JACKSONVILLE, Fla. (Legal Newsline) – CRST Trucking has petitioned the Florida federal court in Jacksonville to either transfer or dismiss a lawsuit brought by the U.S. Equal Employment Opportunity Commission (EEOC) for allegations of failing to accommodate a job candidate who used a service dog.
The trucking company asked the court in June to dismiss the lawsuit, alleging it was filed in the wrong court. In the alternative, the court should transfer the case to the U.S. District Court for the Northern District of Iowa, Cedar Rapids Division, where its headquarters are located, the company says.
The EEOC brought the lawsuit earlier this year against CRST on behalf of job candidate Leon Laferriere. Laferriere applied for a truck driving position with CRST in Fort Myers, Florida. He was accepted for a drivers’ certification course and, prior to beginning the program, allegedly informed CRST of his disabilities and the use of a service dog.
The company did not address the merits of the EEOC's claim in its first motion - only attacking the venue in which it was filed.
"(T)he events giving rise to the EEOC’s (Americans with Disabilities Act) claim did not occur in this District," attorneys for the company wrote.
At the time of his application to the company, in 2015, Laferriere did not have his truck driver's license. But the company, known as Expedited, signed him to a pre-employment agreement that provided for his training.
As a veteran suffering from Post-Traumatic Stress Disorder, Laferriere is accompanied by a service dog - a fact that Expedited was informed of. The dog helps with nightmares and anxiety.
Laferriere received his Commercial Driver's License and planned to team with his brother during a month-long training period, as Expedited utilizes a two-driver system.
However, Laferriere's brother decided not to work for Expedited. The company provided Laferriere with a bus ticket home and ultimately did not hire him.

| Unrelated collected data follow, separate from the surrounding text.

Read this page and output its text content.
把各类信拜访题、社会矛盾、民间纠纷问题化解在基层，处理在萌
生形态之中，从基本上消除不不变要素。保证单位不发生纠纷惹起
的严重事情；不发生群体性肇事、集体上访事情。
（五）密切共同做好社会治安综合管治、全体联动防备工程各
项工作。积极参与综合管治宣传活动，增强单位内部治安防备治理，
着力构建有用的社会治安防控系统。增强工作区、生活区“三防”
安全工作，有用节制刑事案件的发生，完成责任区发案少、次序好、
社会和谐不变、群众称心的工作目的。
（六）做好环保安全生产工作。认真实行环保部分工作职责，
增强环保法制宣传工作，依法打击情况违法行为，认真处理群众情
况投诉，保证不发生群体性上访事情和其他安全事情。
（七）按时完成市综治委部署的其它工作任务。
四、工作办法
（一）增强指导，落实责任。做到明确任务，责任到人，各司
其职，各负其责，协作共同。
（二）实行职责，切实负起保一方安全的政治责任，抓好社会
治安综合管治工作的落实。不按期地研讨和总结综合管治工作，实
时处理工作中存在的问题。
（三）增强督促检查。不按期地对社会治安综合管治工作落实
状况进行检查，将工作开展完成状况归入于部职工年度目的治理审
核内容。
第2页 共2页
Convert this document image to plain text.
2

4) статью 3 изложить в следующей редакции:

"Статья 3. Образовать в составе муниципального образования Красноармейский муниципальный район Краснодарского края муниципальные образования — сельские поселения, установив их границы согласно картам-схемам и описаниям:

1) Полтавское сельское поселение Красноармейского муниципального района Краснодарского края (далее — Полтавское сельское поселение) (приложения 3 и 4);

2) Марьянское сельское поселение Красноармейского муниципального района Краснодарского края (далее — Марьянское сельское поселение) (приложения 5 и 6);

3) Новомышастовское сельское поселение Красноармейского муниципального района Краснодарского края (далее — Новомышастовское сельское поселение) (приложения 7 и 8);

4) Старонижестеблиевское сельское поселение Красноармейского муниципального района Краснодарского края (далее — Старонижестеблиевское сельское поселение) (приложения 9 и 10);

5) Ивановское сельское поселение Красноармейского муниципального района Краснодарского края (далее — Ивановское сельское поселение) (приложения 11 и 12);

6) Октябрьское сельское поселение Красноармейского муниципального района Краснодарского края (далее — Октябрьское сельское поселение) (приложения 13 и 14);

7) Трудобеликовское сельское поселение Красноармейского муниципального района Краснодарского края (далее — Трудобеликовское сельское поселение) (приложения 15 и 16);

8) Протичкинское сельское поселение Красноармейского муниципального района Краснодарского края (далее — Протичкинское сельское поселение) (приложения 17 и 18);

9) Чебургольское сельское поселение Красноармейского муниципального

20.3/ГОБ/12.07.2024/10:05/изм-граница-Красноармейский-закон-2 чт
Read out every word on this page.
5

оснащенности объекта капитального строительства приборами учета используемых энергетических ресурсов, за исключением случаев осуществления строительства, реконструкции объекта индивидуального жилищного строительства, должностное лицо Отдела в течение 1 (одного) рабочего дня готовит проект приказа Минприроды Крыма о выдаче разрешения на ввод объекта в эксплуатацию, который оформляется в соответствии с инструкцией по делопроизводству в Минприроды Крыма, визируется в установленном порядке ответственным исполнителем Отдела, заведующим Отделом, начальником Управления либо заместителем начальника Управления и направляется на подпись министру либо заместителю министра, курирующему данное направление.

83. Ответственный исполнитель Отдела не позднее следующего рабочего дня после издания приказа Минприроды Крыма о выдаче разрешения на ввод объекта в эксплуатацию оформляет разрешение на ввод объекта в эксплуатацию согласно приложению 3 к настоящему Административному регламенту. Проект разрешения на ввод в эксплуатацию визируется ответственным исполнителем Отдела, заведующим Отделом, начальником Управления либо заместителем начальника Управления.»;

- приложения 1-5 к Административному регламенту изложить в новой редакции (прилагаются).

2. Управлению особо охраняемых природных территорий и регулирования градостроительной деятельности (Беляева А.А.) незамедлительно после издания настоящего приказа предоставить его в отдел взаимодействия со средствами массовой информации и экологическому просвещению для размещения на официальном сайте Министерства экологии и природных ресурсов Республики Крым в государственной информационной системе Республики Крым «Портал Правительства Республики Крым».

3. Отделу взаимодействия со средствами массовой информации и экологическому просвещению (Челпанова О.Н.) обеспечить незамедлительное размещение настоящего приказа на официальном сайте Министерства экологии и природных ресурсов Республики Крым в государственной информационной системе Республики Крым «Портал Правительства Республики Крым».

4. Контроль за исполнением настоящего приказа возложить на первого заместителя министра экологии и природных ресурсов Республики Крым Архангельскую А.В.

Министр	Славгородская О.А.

The EEOC alleges CRST denied Laferriere advancement to employment because of its “no pet policy,” thus violating the ADA.
Specifically, the EEOC claims the trucking company violated the ADA by failing to accommodate Laferriere’s needs by not allowing him to have an emotional support dog with him on the truck and discriminated against him because of his PTSD.
Expedited alleges that Laferriere applied to its company, but “was not an experienced truck driver and did not have a CDL (commercial driver's license)." He attended a driving school not affiliated with Expedited in Jacksonville, where he obtained his CDL.
Edpedited alleges that the EEOC cannot show that Florida is a proper venue for the case, citing all employment decisions made about Laferriere occurred at its headquarters in Iowa and that is where his employment records are located. Also, if he had been hired, LaFerriere would have worked out of CRST’s Oklahoma terminal.
Additionally, Laferriere filed his charge with the EEOC office in Milwaukee. The agency filed its response to the venue issue in July.
"The Middle District of Florida is an appropriate venue because (1) the unlawful employment practices at issue occurred here (at least in part); (2) relevant employment records are maintained in this State, including records maintained by the driver training school and by Laferriere’s treating doctors; and (3) the affected person (Laferriere) would have likely worked in this district, among others," the response says.
The EEOC seeks back pay, punitive and compensatory damages for Laferriere.